Sunday, March 18, 2012

The Cozy Dance


We've had an awful day--a "Do Over!" kind of day.  And a not-so-happy birthday for me.

Lauren had a very serious reaction to blood products this afternoon that scared us all.  Her blood levels are tanked from the chemotherapy.  The idea is to nuke the body enough to kill off the cancer cells without killing the patient in the process.  So after labs at 10am this morning, she received a transfusion of both platelets and red blood cells.  Lauren was going to receive two units of blood after platelets, but got hot and then broke out in hives about an hour into the first unit of red.

Suddenly our small, windowless, closed-door exam room (isolation from our chickenpox exposure) was filled to capacity: nurses, doctors, and family members (for our part, we were trying desperately not to look alarmed).  Quite literally, there were too many butts in the room; we were bumping into one another left and right, front and back.  They stopped the transfusion and administered benedryl to stop what they hoped was an allergic reaction.  Then the white coats continued to monitor Lauren to see if something stronger would be needed.
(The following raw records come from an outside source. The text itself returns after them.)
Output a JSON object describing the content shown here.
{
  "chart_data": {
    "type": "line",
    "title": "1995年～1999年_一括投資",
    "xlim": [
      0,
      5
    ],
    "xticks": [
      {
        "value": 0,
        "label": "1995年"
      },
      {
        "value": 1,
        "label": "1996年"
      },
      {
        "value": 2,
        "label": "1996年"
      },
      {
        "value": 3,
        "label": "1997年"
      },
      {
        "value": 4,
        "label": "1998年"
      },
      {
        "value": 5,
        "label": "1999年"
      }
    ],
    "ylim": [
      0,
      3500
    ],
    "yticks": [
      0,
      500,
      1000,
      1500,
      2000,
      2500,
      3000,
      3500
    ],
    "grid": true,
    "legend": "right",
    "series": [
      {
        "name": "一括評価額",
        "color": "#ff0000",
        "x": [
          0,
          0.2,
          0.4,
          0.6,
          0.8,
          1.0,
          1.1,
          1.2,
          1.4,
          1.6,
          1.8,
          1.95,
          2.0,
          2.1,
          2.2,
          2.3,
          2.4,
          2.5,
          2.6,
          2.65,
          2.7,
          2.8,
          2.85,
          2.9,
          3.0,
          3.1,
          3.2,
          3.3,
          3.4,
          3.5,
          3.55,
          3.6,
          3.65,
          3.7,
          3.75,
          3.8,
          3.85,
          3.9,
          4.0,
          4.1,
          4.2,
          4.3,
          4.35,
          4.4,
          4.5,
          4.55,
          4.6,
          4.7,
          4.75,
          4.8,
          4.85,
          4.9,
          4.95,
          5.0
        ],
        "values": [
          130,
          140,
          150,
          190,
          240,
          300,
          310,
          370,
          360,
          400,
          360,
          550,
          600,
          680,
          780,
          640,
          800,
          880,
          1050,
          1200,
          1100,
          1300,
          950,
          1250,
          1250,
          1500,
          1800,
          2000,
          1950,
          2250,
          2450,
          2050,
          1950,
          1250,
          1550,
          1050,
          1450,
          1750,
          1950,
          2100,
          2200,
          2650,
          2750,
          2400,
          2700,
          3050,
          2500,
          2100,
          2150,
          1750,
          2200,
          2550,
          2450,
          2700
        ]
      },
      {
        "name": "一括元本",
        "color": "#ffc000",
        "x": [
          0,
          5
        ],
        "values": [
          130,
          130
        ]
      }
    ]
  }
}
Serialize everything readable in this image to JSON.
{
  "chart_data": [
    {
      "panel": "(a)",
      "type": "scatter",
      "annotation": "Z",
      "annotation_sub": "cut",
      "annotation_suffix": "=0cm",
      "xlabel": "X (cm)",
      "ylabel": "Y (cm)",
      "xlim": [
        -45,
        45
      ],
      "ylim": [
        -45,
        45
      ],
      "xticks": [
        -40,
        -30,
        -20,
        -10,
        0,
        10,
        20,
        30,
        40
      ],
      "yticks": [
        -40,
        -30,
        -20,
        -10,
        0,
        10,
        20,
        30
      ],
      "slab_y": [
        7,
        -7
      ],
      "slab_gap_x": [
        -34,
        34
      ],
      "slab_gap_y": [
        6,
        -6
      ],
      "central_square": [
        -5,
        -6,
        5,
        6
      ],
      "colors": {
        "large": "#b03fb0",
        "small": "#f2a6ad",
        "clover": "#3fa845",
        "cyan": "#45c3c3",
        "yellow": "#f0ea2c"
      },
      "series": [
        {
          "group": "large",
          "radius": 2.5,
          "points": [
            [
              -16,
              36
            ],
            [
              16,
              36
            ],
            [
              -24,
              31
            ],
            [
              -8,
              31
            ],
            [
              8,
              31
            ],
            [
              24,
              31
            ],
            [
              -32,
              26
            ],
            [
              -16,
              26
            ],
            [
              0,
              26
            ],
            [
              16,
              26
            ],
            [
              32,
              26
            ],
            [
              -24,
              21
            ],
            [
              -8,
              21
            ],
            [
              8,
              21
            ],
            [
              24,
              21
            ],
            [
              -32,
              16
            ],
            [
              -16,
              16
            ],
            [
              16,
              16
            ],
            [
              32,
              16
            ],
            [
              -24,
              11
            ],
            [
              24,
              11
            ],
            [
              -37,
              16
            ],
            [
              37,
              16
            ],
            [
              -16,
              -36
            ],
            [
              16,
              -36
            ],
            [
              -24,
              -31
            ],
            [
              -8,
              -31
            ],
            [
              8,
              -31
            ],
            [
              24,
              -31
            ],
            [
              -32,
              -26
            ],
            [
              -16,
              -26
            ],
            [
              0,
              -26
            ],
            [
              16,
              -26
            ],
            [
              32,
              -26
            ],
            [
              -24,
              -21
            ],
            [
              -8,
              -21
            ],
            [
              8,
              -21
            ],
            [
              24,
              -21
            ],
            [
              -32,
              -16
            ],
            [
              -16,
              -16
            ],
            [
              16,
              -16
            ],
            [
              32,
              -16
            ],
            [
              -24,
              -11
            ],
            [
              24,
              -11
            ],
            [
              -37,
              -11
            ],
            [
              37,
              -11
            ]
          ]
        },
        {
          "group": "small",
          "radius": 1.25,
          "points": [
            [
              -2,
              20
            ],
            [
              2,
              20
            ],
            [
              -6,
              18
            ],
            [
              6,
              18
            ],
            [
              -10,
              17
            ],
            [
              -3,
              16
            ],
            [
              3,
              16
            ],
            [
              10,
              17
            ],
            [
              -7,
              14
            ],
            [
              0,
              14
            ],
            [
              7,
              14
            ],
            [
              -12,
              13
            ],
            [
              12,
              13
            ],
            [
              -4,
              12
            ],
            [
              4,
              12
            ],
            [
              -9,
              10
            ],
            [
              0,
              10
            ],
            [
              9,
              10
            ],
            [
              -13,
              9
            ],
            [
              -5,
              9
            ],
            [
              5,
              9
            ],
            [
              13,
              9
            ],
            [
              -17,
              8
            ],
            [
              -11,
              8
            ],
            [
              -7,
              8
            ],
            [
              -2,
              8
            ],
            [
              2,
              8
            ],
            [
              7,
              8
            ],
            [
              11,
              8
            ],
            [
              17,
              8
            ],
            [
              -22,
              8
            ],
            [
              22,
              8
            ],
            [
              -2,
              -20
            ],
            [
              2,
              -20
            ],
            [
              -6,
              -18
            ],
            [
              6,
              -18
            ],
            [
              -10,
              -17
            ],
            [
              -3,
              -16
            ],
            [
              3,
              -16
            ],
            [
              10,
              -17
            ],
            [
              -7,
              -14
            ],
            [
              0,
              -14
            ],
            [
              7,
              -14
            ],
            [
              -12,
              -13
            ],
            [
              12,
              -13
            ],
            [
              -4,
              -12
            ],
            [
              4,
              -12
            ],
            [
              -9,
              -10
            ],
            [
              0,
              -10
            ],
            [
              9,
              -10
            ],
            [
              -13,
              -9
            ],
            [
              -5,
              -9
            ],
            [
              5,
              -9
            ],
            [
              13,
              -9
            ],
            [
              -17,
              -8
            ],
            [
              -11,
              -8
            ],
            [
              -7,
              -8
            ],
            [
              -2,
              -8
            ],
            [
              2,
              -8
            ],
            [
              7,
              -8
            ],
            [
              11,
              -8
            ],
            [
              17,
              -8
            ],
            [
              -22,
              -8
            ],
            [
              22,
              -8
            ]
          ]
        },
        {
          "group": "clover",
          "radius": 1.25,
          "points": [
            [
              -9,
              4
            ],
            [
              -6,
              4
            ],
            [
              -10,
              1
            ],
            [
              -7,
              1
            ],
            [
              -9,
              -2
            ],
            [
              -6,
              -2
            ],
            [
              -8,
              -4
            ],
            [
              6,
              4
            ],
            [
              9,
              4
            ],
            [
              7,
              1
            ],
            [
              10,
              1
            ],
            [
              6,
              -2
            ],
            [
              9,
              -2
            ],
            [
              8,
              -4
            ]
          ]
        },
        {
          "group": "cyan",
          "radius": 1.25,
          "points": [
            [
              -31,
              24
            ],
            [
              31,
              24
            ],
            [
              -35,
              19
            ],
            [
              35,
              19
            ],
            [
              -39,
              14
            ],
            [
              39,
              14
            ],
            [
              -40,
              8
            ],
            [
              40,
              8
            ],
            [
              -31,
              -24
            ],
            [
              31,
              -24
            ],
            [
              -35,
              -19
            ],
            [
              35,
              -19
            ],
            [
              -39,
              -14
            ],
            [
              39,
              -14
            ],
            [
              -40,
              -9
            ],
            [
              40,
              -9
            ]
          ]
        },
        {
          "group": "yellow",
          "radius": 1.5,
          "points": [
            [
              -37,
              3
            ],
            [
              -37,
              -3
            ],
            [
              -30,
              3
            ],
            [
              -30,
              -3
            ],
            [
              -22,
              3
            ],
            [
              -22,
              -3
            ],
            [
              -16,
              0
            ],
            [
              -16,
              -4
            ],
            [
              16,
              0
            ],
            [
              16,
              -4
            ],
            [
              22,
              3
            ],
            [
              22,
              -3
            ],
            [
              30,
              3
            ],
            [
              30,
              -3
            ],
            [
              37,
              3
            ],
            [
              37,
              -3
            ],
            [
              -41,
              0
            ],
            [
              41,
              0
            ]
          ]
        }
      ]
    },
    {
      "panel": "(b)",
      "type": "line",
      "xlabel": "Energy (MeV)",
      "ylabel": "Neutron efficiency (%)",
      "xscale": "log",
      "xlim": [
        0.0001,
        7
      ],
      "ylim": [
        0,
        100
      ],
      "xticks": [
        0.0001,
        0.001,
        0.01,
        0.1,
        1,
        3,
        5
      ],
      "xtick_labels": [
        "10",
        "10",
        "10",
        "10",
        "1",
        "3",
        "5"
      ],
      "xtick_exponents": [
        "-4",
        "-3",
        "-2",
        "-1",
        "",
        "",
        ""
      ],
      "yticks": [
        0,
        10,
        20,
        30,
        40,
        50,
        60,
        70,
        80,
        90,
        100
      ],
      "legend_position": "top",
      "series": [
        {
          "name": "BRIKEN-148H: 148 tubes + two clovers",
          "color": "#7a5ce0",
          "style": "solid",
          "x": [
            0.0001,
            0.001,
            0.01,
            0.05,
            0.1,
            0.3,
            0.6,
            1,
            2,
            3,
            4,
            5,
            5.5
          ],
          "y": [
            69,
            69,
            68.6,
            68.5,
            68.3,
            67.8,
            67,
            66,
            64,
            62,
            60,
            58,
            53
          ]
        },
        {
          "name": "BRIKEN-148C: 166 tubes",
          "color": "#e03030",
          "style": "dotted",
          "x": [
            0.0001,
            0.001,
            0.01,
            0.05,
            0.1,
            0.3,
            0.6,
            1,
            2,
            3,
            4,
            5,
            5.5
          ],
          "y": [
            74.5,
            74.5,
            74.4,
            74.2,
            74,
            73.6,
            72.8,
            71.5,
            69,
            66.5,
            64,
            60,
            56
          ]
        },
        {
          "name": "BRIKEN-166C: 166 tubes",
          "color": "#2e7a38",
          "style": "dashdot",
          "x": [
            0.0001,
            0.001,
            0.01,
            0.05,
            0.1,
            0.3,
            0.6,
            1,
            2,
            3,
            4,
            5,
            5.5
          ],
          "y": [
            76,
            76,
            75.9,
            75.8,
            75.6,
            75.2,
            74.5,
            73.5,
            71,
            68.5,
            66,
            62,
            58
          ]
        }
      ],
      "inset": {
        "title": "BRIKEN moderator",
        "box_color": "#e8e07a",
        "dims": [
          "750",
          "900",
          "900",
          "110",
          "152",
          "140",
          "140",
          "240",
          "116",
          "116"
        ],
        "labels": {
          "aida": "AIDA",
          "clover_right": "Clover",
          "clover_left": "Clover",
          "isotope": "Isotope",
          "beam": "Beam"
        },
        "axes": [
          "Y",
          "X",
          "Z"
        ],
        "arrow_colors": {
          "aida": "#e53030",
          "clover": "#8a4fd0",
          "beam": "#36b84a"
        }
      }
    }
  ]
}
Because her reaction and resulting intervention pushed us past closing at HemOnc (hematology/oncology clinic), we went to the ER to finish her transfusion. After checking in, wading through more nurses, doctors, and hospital administrators ("Sign here, please.  And here.  Initial here.  Sign here."), and waiting two more hours, we were told to return in the morning.  Apparently, the blood bank needs to get new blood from a different donor and will pretreat Lauren with medicine before she gets blood tomorrow. All future blood or platelet transfusions will be pretreated.

It's odd: Lauren is too sick to get the blood she needs.  She is pale (almost paper white) and weak.   I have to bite the inside of my cheek not to cry, especially when she looks up at me with tears in her eyes. I try to reassure her, tell her everything will be okay, that we'll get through this struggle together.  I joke that perhaps the blood that she received came from a person who was wearing itchy clothing at the time of donation.  Wet wool, perhaps?  She gives me the look, and sickly as she is I know she's not in the mood for my goofy humor.  So I stroke her hand, hug her tight.  I whisper love and encouragement.  I wipe her tears.  I lay my cheek against the scalding skin of her beautiful bald head.  And I hope that when I look at her again, my face will tell a good story with the conviction I'm busy trying to sell myself: We will through this.

So we were sent away with instructions to return tomorrow "after a restful night's sleep."   Hahaha!  Really?   Presently Lauren's temperature hovers in what we call the yellow or "cozy" zone. The cozy zone is a low grade fever from 99.5' to 100.9.  This means I must check her temperature hourly until it dips below 99.5 (and I can finally get some sleep) or bumps to 101 (when we pack up our ready "Go Bag" and head to the ER).  It is now 2:34am.  I will post this, then to nap for a little less than half an hour.  The alarm will wake me with the chirping of crickets, a preferred sound setting on my smarter-than-me-phone that is not annoying but still wakes me from sleep.  I will grumble, rouse myself, take my daughter's temperature, and hopefully go back to sleep.

I dislike the yellow.  In this temperature timehold, Lauren isn't fever-free green, nor is she fever-hot red.   For now she is just yellow, cozy, that frustrating in between place.  And no one truly rests in the cozy.